Wednesday, January 7, 2009

Morris Hirshfield


This is my kind of artist. Innocent. Creative. New. Pretty. In love with pattern. A poem in paint.

I am not painting for as long as I ought to. I am feeling exhausted all the time. I sit across the room from my painting with a cup of coffee in my hand. The coffee is hot, the room is unheated, and I'm wearing two sweaters. I'm listening to upbeat music. I try to let the energy from the music and the lure of an unfinished painting work on me. Because I don't really want to paint. I don't really want to do anything. I'm thinking to myself, "Should I be alive or should I be dead?"

I understand that much of the world would grind to a halt if other people thought like me. Nothing would get done. Many people would die. Everyone would be too ashamed to show their face. They would stay locked in their houses. We would all be in tune, like listening to the same radio station, demonic noise filling our ears, it is the howling of utter emptiness. Mothers would ignore their children. Children would never want to grow up and become adults. Husbands and wives would not see the point in sleeping in the same bed together. All wishing, hopes and dreams would be aborted right after they were formed. If all people felt like me then love would form only the loosest of bonds. Because how can you trust in love when after you hear a declaration of love you hear the words "good-bye", and then no other words ever again, until you two should happen to meet in heaven?

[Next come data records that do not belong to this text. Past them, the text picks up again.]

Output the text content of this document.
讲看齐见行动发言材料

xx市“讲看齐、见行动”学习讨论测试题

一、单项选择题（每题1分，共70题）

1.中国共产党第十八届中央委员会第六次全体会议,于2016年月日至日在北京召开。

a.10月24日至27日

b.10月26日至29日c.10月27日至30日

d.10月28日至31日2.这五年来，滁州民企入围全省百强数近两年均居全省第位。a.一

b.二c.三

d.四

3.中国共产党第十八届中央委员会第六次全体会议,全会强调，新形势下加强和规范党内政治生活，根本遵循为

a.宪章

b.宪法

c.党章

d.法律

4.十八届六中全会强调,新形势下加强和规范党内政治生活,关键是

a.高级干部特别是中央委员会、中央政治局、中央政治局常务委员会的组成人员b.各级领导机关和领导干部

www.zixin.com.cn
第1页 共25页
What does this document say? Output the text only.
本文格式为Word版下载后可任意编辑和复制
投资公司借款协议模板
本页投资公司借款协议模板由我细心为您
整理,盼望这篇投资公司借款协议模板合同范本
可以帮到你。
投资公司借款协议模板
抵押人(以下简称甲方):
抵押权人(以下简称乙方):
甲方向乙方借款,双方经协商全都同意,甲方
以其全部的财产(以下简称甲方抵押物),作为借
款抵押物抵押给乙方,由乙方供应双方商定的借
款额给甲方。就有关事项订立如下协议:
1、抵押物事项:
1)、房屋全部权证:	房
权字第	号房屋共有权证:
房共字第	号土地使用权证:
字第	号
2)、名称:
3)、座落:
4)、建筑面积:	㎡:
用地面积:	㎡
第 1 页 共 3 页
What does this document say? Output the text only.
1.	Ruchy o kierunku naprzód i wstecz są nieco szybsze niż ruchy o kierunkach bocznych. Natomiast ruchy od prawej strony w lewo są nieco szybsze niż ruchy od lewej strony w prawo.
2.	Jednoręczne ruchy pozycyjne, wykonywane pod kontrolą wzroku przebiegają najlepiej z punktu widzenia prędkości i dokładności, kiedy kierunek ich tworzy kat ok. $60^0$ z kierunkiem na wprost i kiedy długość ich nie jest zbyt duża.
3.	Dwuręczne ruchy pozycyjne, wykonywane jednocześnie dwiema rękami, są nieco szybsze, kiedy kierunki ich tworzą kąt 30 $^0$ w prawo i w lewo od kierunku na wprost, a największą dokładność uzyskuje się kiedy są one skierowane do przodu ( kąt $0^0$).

My husband says that I cannot live for myself alone. I have a responsibility to the others in my life who depend on the fact that I continue. Besides feeling a strong emotion of shame, I really feel no pain. Nothing sharp is cutting into me. No one yells at me, no one abuses me. I have food, clothes, and a home that won't be taken away from me. The only words my husband has toward me are loving. The animals in the house follow me about and ask for petting and attention. Their fur is soft and their eyes shine with inner light. There is more family, only a phone call away, who all would be happy to speak to me. No one wants me dead.

There is perhaps a way to trick myself into accepting the way things are. Exhaustion and apathy can be endured. I know I'm depressed, a state I've been in before. Knowing my history, the depression comes suddenly and then just as mysteriously lifts away. My memory is befuddled by the depression, I can't say how long it stays with me. I wish I could say, only five more days, and then happiness again. But really, I don't see a reprieve in sight. So it is better not to look into the future. It is better to stay in the present. Worry only about how I will spend the next hour. Plan to read or watch a movie and hope to escape into fantasy. Or go to sleep if I lack all concentration.

I painted today. I hold onto that thought and it makes me feel a little better.